The proposal, discussed earlier this year, would involve creation of a medical office building on the south end of the transit center parking lot by the clinic and the Gerding/Edlen Development Company, and the construction of a two-story, 610 space parking garage on the north end. The latter will cost $8 million, with at least $4 million coming from the Gateway Urban Renewal District’s tax increment funds.

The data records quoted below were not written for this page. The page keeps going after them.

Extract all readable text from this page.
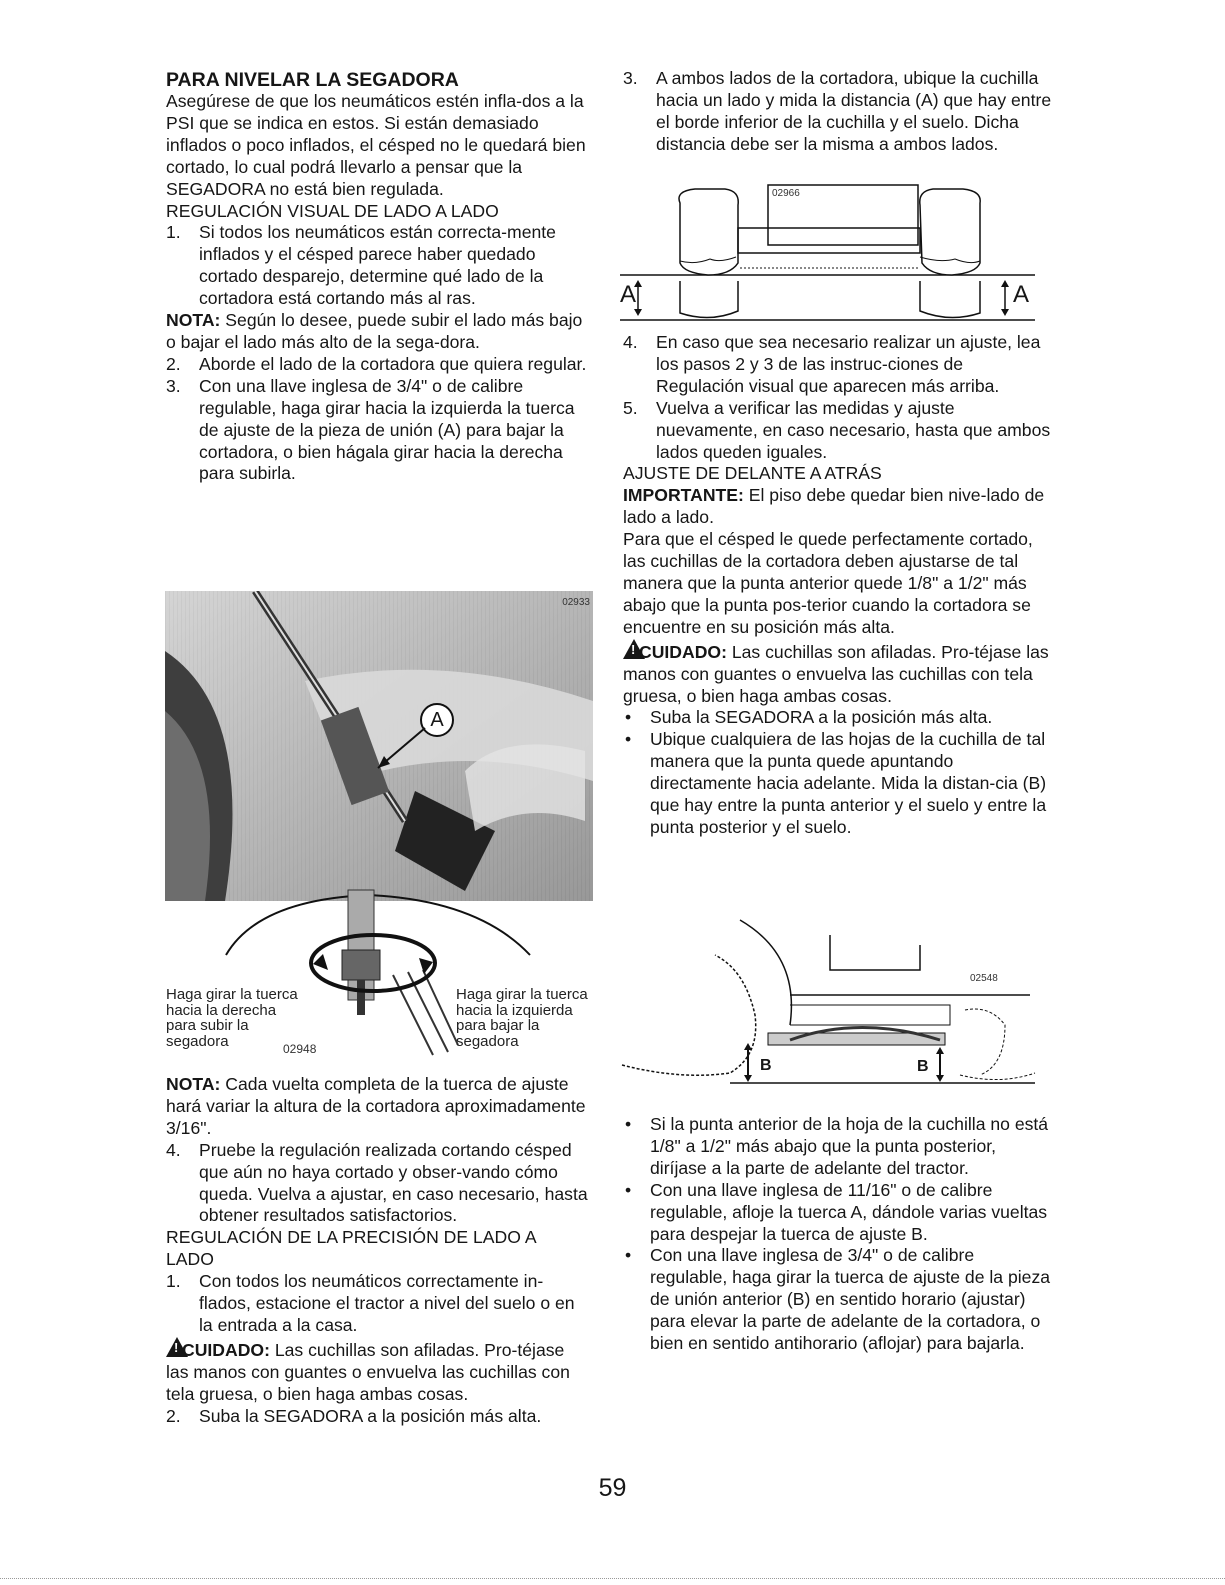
PARA NIVELAR LA SEGADORA

Asegúrese de que los neumáticos estén infla-dos a la PSI que se indica en estos. Si están demasiado inflados o poco inflados, el césped no le quedará bien cortado, lo cual podrá llevarlo a pensar que la SEGADORA no está bien regulada.

REGULACIÓN VISUAL DE LADO A LADO

1.	Si todos los neumáticos están correcta-mente inflados y el césped parece haber quedado cortado desparejo, determine qué lado de la cortadora está cortando más al ras.

NOTA: Según lo desee, puede subir el lado más bajo o bajar el lado más alto de la sega-dora.

2.	Aborde el lado de la cortadora que quiera regular.
3.	Con una llave inglesa de 3/4" o de calibre regulable, haga girar hacia la izquierda la tuerca de ajuste de la pieza de unión (A) para bajar la cortadora, o bien hágala girar hacia la derecha para subirla.
02933
A
Haga girar la tuerca hacia la derecha para subir la segadora	02948
Haga girar la tuerca hacia la izquierda para bajar la segadora

NOTA: Cada vuelta completa de la tuerca de ajuste hará variar la altura de la cortadora aproximadamente 3/16".

4.	Pruebe la regulación realizada cortando césped que aún no haya cortado y obser-vando cómo queda. Vuelva a ajustar, en caso necesario, hasta obtener resultados satisfactorios.

REGULACIÓN DE LA PRECISIÓN DE LADO A LADO

1.	Con todos los neumáticos correctamente in-flados, estacione el tractor a nivel del suelo o en la entrada a la casa.

!CUIDADO: Las cuchillas son afiladas. Pro-téjase las manos con guantes o envuelva las cuchillas con tela gruesa, o bien haga ambas cosas.

2.	Suba la SEGADORA a la posición más alta.
3.	A ambos lados de la cortadora, ubique la cuchilla hacia un lado y mida la distancia (A) que hay entre el borde inferior de la cuchilla y el suelo. Dicha distancia debe ser la misma a ambos lados.
02966
A	A
4.	En caso que sea necesario realizar un ajuste, lea los pasos 2 y 3 de las instruc-ciones de Regulación visual que aparecen más arriba.
5.	Vuelva a verificar las medidas y ajuste nuevamente, en caso necesario, hasta que ambos lados queden iguales.

AJUSTE DE DELANTE A ATRÁS

IMPORTANTE: El piso debe quedar bien nive-lado de lado a lado.

Para que el césped le quede perfectamente cortado, las cuchillas de la cortadora deben ajustarse de tal manera que la punta anterior quede 1/8" a 1/2" más abajo que la punta pos-terior cuando la cortadora se encuentre en su posición más alta.

!CUIDADO: Las cuchillas son afiladas. Pro-téjase las manos con guantes o envuelva las cuchillas con tela gruesa, o bien haga ambas cosas.

•	Suba la SEGADORA a la posición más alta.
•	Ubique cualquiera de las hojas de la cuchilla de tal manera que la punta quede apuntando directamente hacia adelante. Mida la distan-cia (B) que hay entre la punta anterior y el suelo y entre la punta posterior y el suelo.
02548
B	B
•	Si la punta anterior de la hoja de la cuchilla no está 1/8" a 1/2" más abajo que la punta posterior, diríjase a la parte de adelante del tractor.
•	Con una llave inglesa de 11/16" o de calibre regulable, afloje la tuerca A, dándole varias vueltas para despejar la tuerca de ajuste B.
•	Con una llave inglesa de 3/4" o de calibre regulable, haga girar la tuerca de ajuste de la pieza de unión anterior (B) en sentido horario (ajustar) para elevar la parte de adelante de la cortadora, o bien en sentido antihorario (aflojar) para bajarla.
59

Staffer Sara King told the PDC commission that the clinic now plans to initially build a structure four stories high and containing 106,000 square feet, up from original plans for three stories and 90,000 square feet. In subsequent phases they plan to add more medical facilities and either housing or retail to the structure, and to build two more large structures on the remaining two acres of the transit center. The main concern of the Opportunity Gateway Program Advisory Committee was that too much of the development on this key site was being left to future phases. Phil Armstrong of the Oregon Clinic told the commission that in 10 years his institution has “more than doubled in size,” and is growing at the rate of 6 or 7 percent a year. King said that the project will bring 275 new jobs to Gateway with an average wage of $33,000 a year, and a contribution to the district’s urban renewal funds of $400,000 in its first year alone.

PDC hopes to have the project underway by May, to have the garage completed by June 2006, and the office building done by the end of that year.